Katrina: Where Things Stand
The people are returning and the resolve to rebuild is still strong.
Aug. 29, 2007 -- It's been exactly two years since Hurricane Katrina hit the Gulf Coast, and there are many ways to measure progress -- from cold, hard stats to the anecdotal stories you hear on the ground. But there are several hopeful signs for the people who still call this area home.
This year, 446,000 people live in the six lower coastal Mississippi counties worst hit by Katrina. That's just 12,000 less than before Katrina. But the signs of struggle are just as clear.
The devastation is easier to see when viewing the 80 miles of coastline in ruin from the air.
"We're like the hand of God that wiped the Earth clean," observed Biloxi Sun Herald publisher Ricky Matthews from the perspective of a helicopter.
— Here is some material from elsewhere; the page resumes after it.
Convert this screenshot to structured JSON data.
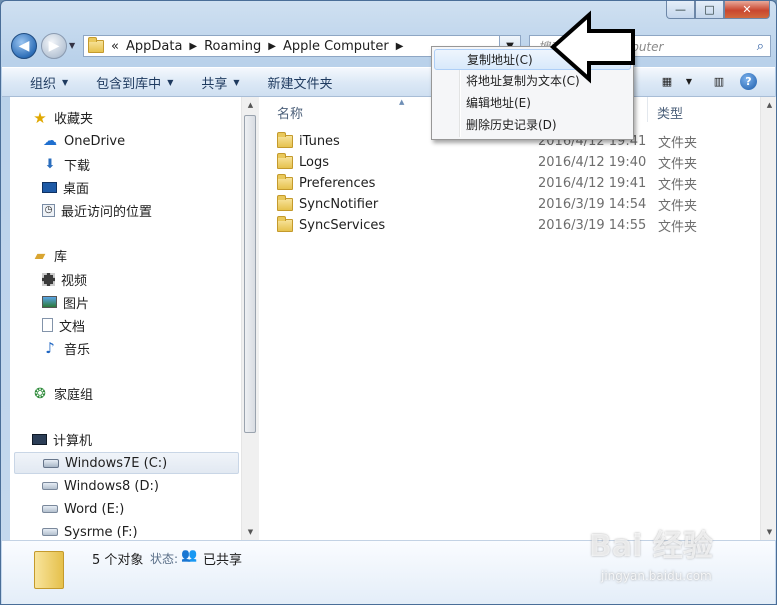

Katrina destroyed 70,000 homes, just 10 percent of which have been rebuilt. Seventeen thousand temporary trailers, half the number originally provided by FEMA, are still in use.
Smaller towns are banding together, still needing help, but really pulling themselves up.
Despite the obstacles, workers are returning. Eleven of Mississippi's 13 casinos are back, employing 18,000 people -- 1,000 more than they did pre-Katrina. And the population on the Gulf Coast is up to 98 percent of what it was two years ago.
Many of the smaller, hardest hit communities still rely on volunteers to get by, and they need more doctors and nurses. In Pass Christian, Miss., hometown of "Good Morning America's" Robin Roberts, even the police and fire department still work out of temporary buildings, a reminder of how much needs to be done.
But among these special Gulf Coast residents the rebuilding spirit is still here.
"The most important thing we learned from Katrina was that buildings don't make a community, people do. Once you understand that, leaving was never a choice," Matthews said.